Almost immediately, I’ve noticed a significant change since moving back to BU. Fewer people have been on campus and populating the library and classrooms, allowing for more space to sit, focus and work. For the first time, I could step into a quiet space in the Bartle Library and see a mostly empty room. I made a schedule revolving around my classes in an effort to keep myself on track with my assignments. About three times a week, depending on how drained or energetic I felt after class, I would either drop by my apartment for a snack or find a workspace in the Bartle Library and work a little on each assignment so as to have everything started to eliminate most of the workload.
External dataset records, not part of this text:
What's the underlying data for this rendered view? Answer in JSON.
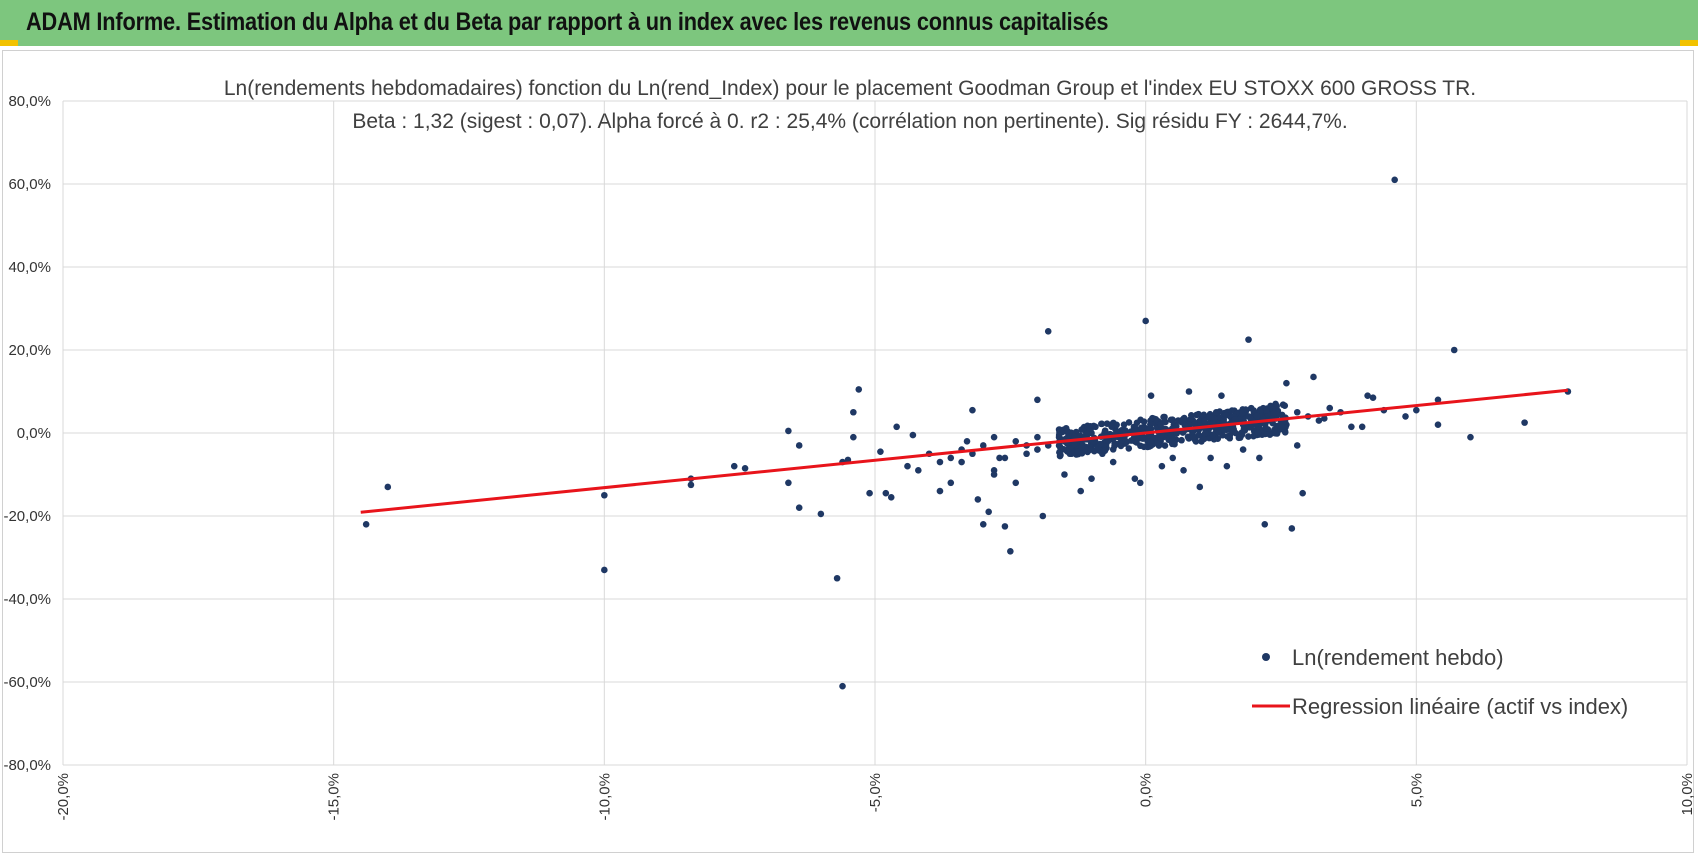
{
  "banner": {
    "title": "ADAM Informe. Estimation du Alpha et du Beta par rapport à un index avec les revenus connus capitalisés"
  },
  "colors": {
    "banner_bg": "#7dc67e",
    "accent_corner": "#f2c200",
    "points": "#1f3864",
    "regression": "#e8141b",
    "grid": "#d9d9d9"
  },
  "chart_data": {
    "type": "scatter",
    "title_lines": [
      "Ln(rendements hebdomadaires) fonction du Ln(rend_Index) pour le placement Goodman Group et l'index EU STOXX 600 GROSS TR.",
      "Beta : 1,32 (sigest : 0,07).  Alpha forcé à 0. r2 : 25,4% (corrélation non pertinente). Sig résidu FY : 2644,7%."
    ],
    "xlim": [
      -20,
      10
    ],
    "ylim": [
      -80,
      80
    ],
    "x_ticks": [
      -20,
      -15,
      -10,
      -5,
      0,
      5,
      10
    ],
    "y_ticks": [
      80,
      60,
      40,
      20,
      0,
      -20,
      -40,
      -60,
      -80
    ],
    "x_tick_labels": [
      "-20,0%",
      "-15,0%",
      "-10,0%",
      "-5,0%",
      "0,0%",
      "5,0%",
      "10,0%"
    ],
    "y_tick_labels": [
      "80,0%",
      "60,0%",
      "40,0%",
      "20,0%",
      "0,0%",
      "-20,0%",
      "-40,0%",
      "-60,0%",
      "-80,0%"
    ],
    "xlabel": "",
    "ylabel": "",
    "legend_position": "bottom-right",
    "series": [
      {
        "name": "Ln(rendement hebdo)",
        "kind": "points",
        "points": [
          [
            -14.4,
            -22
          ],
          [
            -14.0,
            -13
          ],
          [
            -10.0,
            -33
          ],
          [
            -10.0,
            -15
          ],
          [
            -8.4,
            -11
          ],
          [
            -8.4,
            -12.5
          ],
          [
            -7.6,
            -8
          ],
          [
            -7.4,
            -8.5
          ],
          [
            -6.6,
            0.5
          ],
          [
            -6.6,
            -12
          ],
          [
            -6.4,
            -3
          ],
          [
            -6.4,
            -18
          ],
          [
            -6.0,
            -19.5
          ],
          [
            -5.7,
            -35
          ],
          [
            -5.6,
            -61
          ],
          [
            -5.6,
            -7
          ],
          [
            -5.5,
            -6.5
          ],
          [
            -5.4,
            -1
          ],
          [
            -5.4,
            5
          ],
          [
            -5.3,
            10.5
          ],
          [
            -5.1,
            -14.5
          ],
          [
            -4.9,
            -4.5
          ],
          [
            -4.8,
            -14.5
          ],
          [
            -4.7,
            -15.5
          ],
          [
            -4.6,
            1.5
          ],
          [
            -4.4,
            -8
          ],
          [
            -4.3,
            -0.5
          ],
          [
            -4.2,
            -9
          ],
          [
            -4.0,
            -5
          ],
          [
            -3.8,
            -7
          ],
          [
            -3.8,
            -14
          ],
          [
            -3.6,
            -12
          ],
          [
            -3.4,
            -4
          ],
          [
            -3.3,
            -2
          ],
          [
            -3.2,
            5.5
          ],
          [
            -3.1,
            -16
          ],
          [
            -3.0,
            -22
          ],
          [
            -2.9,
            -19
          ],
          [
            -2.8,
            -9
          ],
          [
            -2.8,
            -10
          ],
          [
            -2.7,
            -6
          ],
          [
            -2.6,
            -22.5
          ],
          [
            -2.5,
            -28.5
          ],
          [
            -2.4,
            -12
          ],
          [
            -2.2,
            -3
          ],
          [
            -2.0,
            8
          ],
          [
            -1.9,
            -20
          ],
          [
            -1.8,
            24.5
          ],
          [
            -1.6,
            -3
          ],
          [
            -1.5,
            -10
          ],
          [
            -1.2,
            -14
          ],
          [
            -1.0,
            -11
          ],
          [
            -0.8,
            -5
          ],
          [
            -0.6,
            -7
          ],
          [
            -0.4,
            2
          ],
          [
            -0.2,
            -11
          ],
          [
            -0.1,
            -12
          ],
          [
            0.0,
            27
          ],
          [
            0.1,
            -3
          ],
          [
            0.1,
            9
          ],
          [
            0.3,
            -8
          ],
          [
            0.5,
            -6
          ],
          [
            0.7,
            -9
          ],
          [
            0.8,
            10
          ],
          [
            1.0,
            -13
          ],
          [
            1.2,
            -6
          ],
          [
            1.4,
            9
          ],
          [
            1.5,
            -8
          ],
          [
            1.8,
            -4
          ],
          [
            1.9,
            22.5
          ],
          [
            2.1,
            -6
          ],
          [
            2.2,
            -22
          ],
          [
            2.4,
            7
          ],
          [
            2.6,
            12
          ],
          [
            2.7,
            -23
          ],
          [
            2.8,
            -3
          ],
          [
            2.9,
            -14.5
          ],
          [
            3.1,
            13.5
          ],
          [
            3.3,
            3.5
          ],
          [
            3.6,
            5
          ],
          [
            3.8,
            1.5
          ],
          [
            4.0,
            1.5
          ],
          [
            4.1,
            9
          ],
          [
            4.2,
            8.5
          ],
          [
            4.4,
            5.5
          ],
          [
            4.6,
            61
          ],
          [
            4.8,
            4
          ],
          [
            5.0,
            5.5
          ],
          [
            5.4,
            2
          ],
          [
            5.4,
            8
          ],
          [
            5.7,
            20
          ],
          [
            6.0,
            -1
          ],
          [
            7.0,
            2.5
          ],
          [
            7.8,
            10
          ],
          [
            -3.6,
            -6
          ],
          [
            -3.4,
            -7
          ],
          [
            -3.2,
            -5
          ],
          [
            -3.0,
            -3
          ],
          [
            -2.8,
            -1
          ],
          [
            -2.6,
            -6
          ],
          [
            -2.4,
            -2
          ],
          [
            -2.2,
            -5
          ],
          [
            -2.0,
            -4
          ],
          [
            -1.8,
            -3
          ],
          [
            -1.6,
            -1
          ],
          [
            -1.4,
            -5
          ],
          [
            -1.2,
            -2
          ],
          [
            -1.0,
            0
          ],
          [
            -0.8,
            -3
          ],
          [
            -0.6,
            -1
          ],
          [
            -0.4,
            0
          ],
          [
            -0.2,
            -2
          ],
          [
            0.0,
            1
          ],
          [
            0.2,
            2
          ],
          [
            0.4,
            -1
          ],
          [
            0.6,
            3
          ],
          [
            0.8,
            1
          ],
          [
            1.0,
            2
          ],
          [
            1.2,
            4
          ],
          [
            1.4,
            1
          ],
          [
            1.6,
            3
          ],
          [
            1.8,
            2
          ],
          [
            2.0,
            5
          ],
          [
            2.2,
            3
          ],
          [
            2.4,
            4
          ],
          [
            2.6,
            2
          ],
          [
            2.8,
            5
          ],
          [
            3.0,
            4
          ],
          [
            3.2,
            3
          ],
          [
            3.4,
            6
          ],
          [
            -2.0,
            -1
          ],
          [
            -1.5,
            -2
          ],
          [
            -1.0,
            -3
          ],
          [
            -0.5,
            -1
          ],
          [
            0.5,
            0
          ],
          [
            1.5,
            2
          ],
          [
            2.5,
            3
          ]
        ]
      },
      {
        "name": "Regression linéaire (actif vs index)",
        "kind": "line",
        "points": [
          [
            -14.5,
            -19.1
          ],
          [
            7.8,
            10.3
          ]
        ]
      }
    ]
  }
}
I make sure to wrap up my work anywhere between two to four hours since excessive sitting has been said to be unhealthy. While I miss the throngs of people exiting the buildings and the exciting atmosphere the students collectively made on campus, I especially appreciate the available space.

Like any bad habit someone wants to improve, finding an efficient strategy is personal and tailored to each individual. Through trial and error, I have learned that I thrive on a routine. Pushing myself to work on a schedule has forced my brain to think in the moment rather than stress over an impending deadline that will come no matter how much I wish I could slow down the clock. Even if an assignment is not completely finished a few days away from its due date, I’m happy if I get even a little bit done. Going to the library has also given me a reason to get out of my apartment and stretch and breathe. Otherwise, I would be stuck in my bed with my laptop and a lazy, unproductive mindset worrying about what I couldn’t push off anymore, while simultaneously pushing it off.

Another reason I think this process has worked tremendously, even during COVID-19, is because I don’t need to rely on anyone else to succeed. All it involves is a quiet space and my own determination to do the best I can at the moment. I have spent the long year since COVID-19 has started to do mainly that — focusing on myself and what I can do to improve my mindset and outlook. I didn’t and still don’t need other people to thrive, only myself.

While I do still suffer from occasional procrastination — as this new system hasn’t killed off all my bad habits or faults, which will always linger in the back of my head — I know this is progress. It is at least a start. I have not only proven to myself that I can do something I put my head into, but I have also learned to manage my stress by spreading out my responsibilities into manageable loads. My grades have improved through hard work, but most importantly, it has also proven that it is worth finding a long-term solution for a short-term problem.

Nechama Chabus is a senior majoring in English.